Les faits suivants se passent à Bretteville-du-Grand-Caux en 1754.
Il est bon de rappeler au préalable les obligations suivantes. Pour lutter contre les infanticides, Henri II roi de France promulgue en février 1556 un édit obligeant les femmes non mariées et veuves à déclarer leur grossesse. Depuis cette date, tous les trois mois, le prêtre était tenu de rappeler cet édit en le lisant au prône de la messe paroissiale.
Confirmé par Louis XIV dans sa déclaration du 25 février 1708, cet édit restera valable jusqu'à la révolution. Suivant ses termes, toute fille ou femme non mariée qui se soustrairait à cette obligation sera punie de bannissement voire même de mort et marquée du lys Royal au fer rouge.
C'est dans ce contexte et pour remplir cette obligation que, le 29 janvier 1754, Madeleine SERY se déplace pour passer sa déclaration au siège du Bec-Crespin. Dans cette déclaration elle cite un certain Jean BASILLE comme l'auteur de sa grossesse.
Six semaines plus tard Madeleine SERY donne le jour à une petite fille qui sera prénommée Madeleine. Celle-ci sera baptisée le samedi 16 mars 1754 à Bretteville par le vicaire, suivant le mandement émanant du siège du Baillage de Caux qui lui est remis et qui cite à nouveau Jean BASILLE comme le père de l'enfant.
Rapidement Jean BASILLE est informé ; il conteste formellement cette paternité et le fait savoir à Louis SERY père, le menaçant sans doute de représailles si il ne répare pas l'injure causée par la déclaration calomnieuse de sa fille.
On sait que le Cauchoix est têtu ... La situation s'éternise et le contentieux entre Jean BASILLE et Louis SERY prenant de plus en plus d'ampleur, ce dernier se résout quatre mois plus tard à faire une déclaration devant notaire pour mettre fin au conflit.
On connaît les termes de cette déclaration car, comme elle le précise en fin de rédaction, une copie a été insérée dans le registre de Bretteville, à la page indiquant le baptême de Madeleine SERY.
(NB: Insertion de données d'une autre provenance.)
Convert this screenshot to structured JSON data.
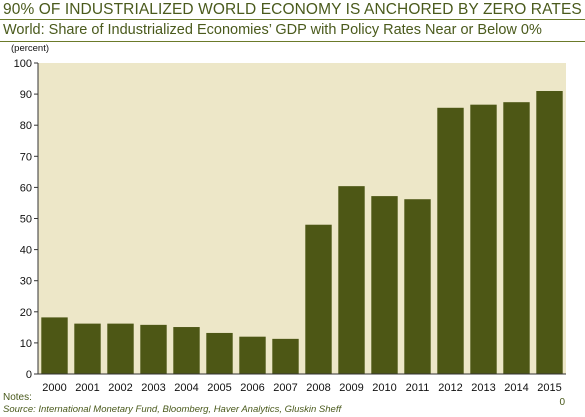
{
  "header": {
    "headline": "90% OF INDUSTRIALIZED WORLD ECONOMY IS ANCHORED BY ZERO RATES",
    "subtitle": "World: Share of Industrialized Economies’ GDP with Policy Rates Near or Below 0%"
  },
  "footer": {
    "notes_label": "Notes:",
    "source": "Source: International Monetary Fund, Bloomberg, Haver Analytics, Gluskin Sheff",
    "page_number": "0"
  },
  "colors": {
    "bar": "#4d5715",
    "plot_background": "#ede7c8",
    "text_accent": "#4a5a1c"
  },
  "chart_data": {
    "type": "bar",
    "title": "World: Share of Industrialized Economies’ GDP with Policy Rates Near or Below 0%",
    "unit": "(percent)",
    "categories": [
      "2000",
      "2001",
      "2002",
      "2003",
      "2004",
      "2005",
      "2006",
      "2007",
      "2008",
      "2009",
      "2010",
      "2011",
      "2012",
      "2013",
      "2014",
      "2015"
    ],
    "values": [
      18.2,
      16.2,
      16.2,
      15.8,
      15.1,
      13.2,
      12.0,
      11.3,
      48.0,
      60.4,
      57.2,
      56.2,
      85.6,
      86.6,
      87.4,
      91.0
    ],
    "ylim": [
      0,
      100
    ],
    "yticks": [
      0,
      10,
      20,
      30,
      40,
      50,
      60,
      70,
      80,
      90,
      100
    ],
    "grid": false,
    "legend": "none"
  }
}
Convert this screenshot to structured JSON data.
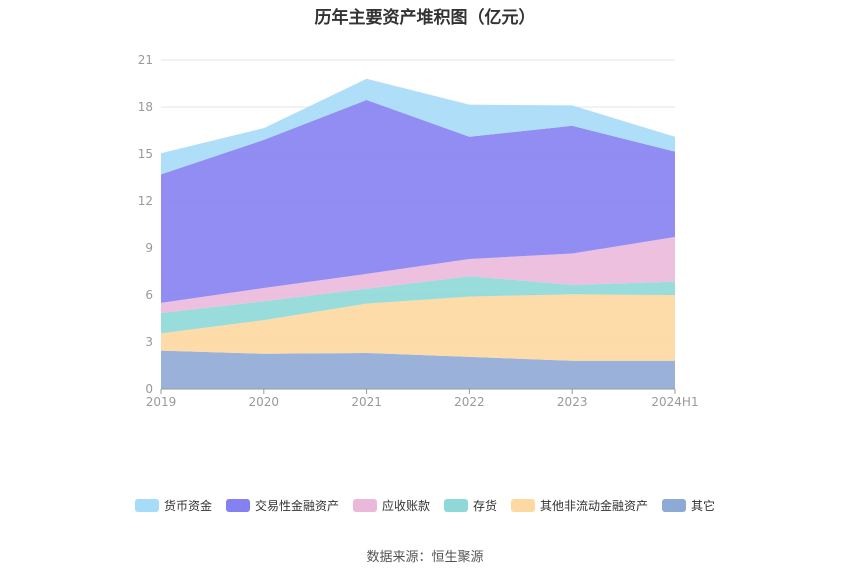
{
  "chart_data": {
    "type": "area",
    "stacked": true,
    "title": "历年主要资产堆积图（亿元）",
    "x": [
      "2019",
      "2020",
      "2021",
      "2022",
      "2023",
      "2024H1"
    ],
    "ylim": [
      0,
      21
    ],
    "yticks": [
      "0",
      "3",
      "6",
      "9",
      "12",
      "15",
      "18",
      "21"
    ],
    "grid": true,
    "legend_position": "bottom",
    "series": [
      {
        "name": "其它",
        "color": "#8fa9d6",
        "values": [
          2.45,
          2.25,
          2.3,
          2.05,
          1.8,
          1.8
        ]
      },
      {
        "name": "其他非流动金融资产",
        "color": "#fdd8a0",
        "values": [
          1.1,
          2.15,
          3.15,
          3.85,
          4.25,
          4.2
        ]
      },
      {
        "name": "存货",
        "color": "#8ed8d8",
        "values": [
          1.3,
          1.2,
          0.95,
          1.3,
          0.6,
          0.85
        ]
      },
      {
        "name": "应收账款",
        "color": "#eab9da",
        "values": [
          0.65,
          0.85,
          0.95,
          1.1,
          2.0,
          2.85
        ]
      },
      {
        "name": "交易性金融资产",
        "color": "#8581f2",
        "values": [
          8.2,
          9.45,
          11.1,
          7.8,
          8.15,
          5.45
        ]
      },
      {
        "name": "货币资金",
        "color": "#a6dcf7",
        "values": [
          1.35,
          0.75,
          1.35,
          2.05,
          1.3,
          0.95
        ]
      }
    ]
  },
  "legend_order": [
    {
      "label": "货币资金",
      "color": "#a6dcf7"
    },
    {
      "label": "交易性金融资产",
      "color": "#8581f2"
    },
    {
      "label": "应收账款",
      "color": "#eab9da"
    },
    {
      "label": "存货",
      "color": "#8ed8d8"
    },
    {
      "label": "其他非流动金融资产",
      "color": "#fdd8a0"
    },
    {
      "label": "其它",
      "color": "#8fa9d6"
    }
  ],
  "source": "数据来源：恒生聚源"
}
En voici la transcription :
Par devant Christophe Viellot avocat et notaire Royal au baillage de Montivilliers pour le siège de Fescamp et dépendances soussigné,
S'est présenté Magdeleine Sery et Louis Sery père, demeurant en la parroisse de Bretteville, lesquels on chacun pour leurs faits et regard déclaré de leur bonne volonté et sans suggestion scavoir la ditte Sery que la déclaration par elle passée au siège du Bec le vingt neuf janvier dernier par laquelle elle accuse Jean Basille d'estre l'auteur de sa grossesse est fausse et calomnieuse et qu'elle n'est faite que par imbécilité et sans connaître les suites d'une pareille imputation, et de la part dudit Sery père a été déclaré la mesme chose et que ce n'a été qua sa sollisitation que ladite fille a passé une pareille déclaration et faict cette imputation au dit Basille croyant le dit Sery que l'accusation ne tirerais pas a conséquence et qu'il étais nécessaire en faisant faire a sa fille sa déclaration devant le juge du Bec qu'il était également utille quelle désignast un père et ne pouvant pour le moment (+) a cause de l'imbecillité de sa fille, il pensait que parce que ledit Basille s'étais trouvé différentes fois avec sa dite fille qu'il étais l'auteur de ce malheureux commerce mais depuis ayant reconnu le vray et qu'il s'étais mépris ils passent la présente déclaration pour réparation de l'injure qu'ils auraient faite l'un et l'autre audit Basille, en foy de quoy ce fut faict et passé audit Fescamp le vingt et un de juillet mil sept cent cinquante quatre ; présence de Jean Morel et de Guillaume Marcotte tous deux de Fescamp y demeurant témoins qui ont avec nous notaire cy dessous signé et les dits Sery par leur marques ayant déclaré ne scavoir écrire et le consentement que mention soit faite de la présente sur le registre des baptême de la dite parroisse de Bretteville ; lecture faite (+ le connaître) ; lecture derechef.
nota:
On remarque que Louis SERY mentionne "l'imbécillité" de sa fille. Le sens de ce mot est différent de nos jours car à cette époque, selon le dictionnaire de Furetière, ce terme désigne des "esprits faibles en toutes sortes d'âge", ce que l'on pourrait traduire actuellement en "simple d'esprit".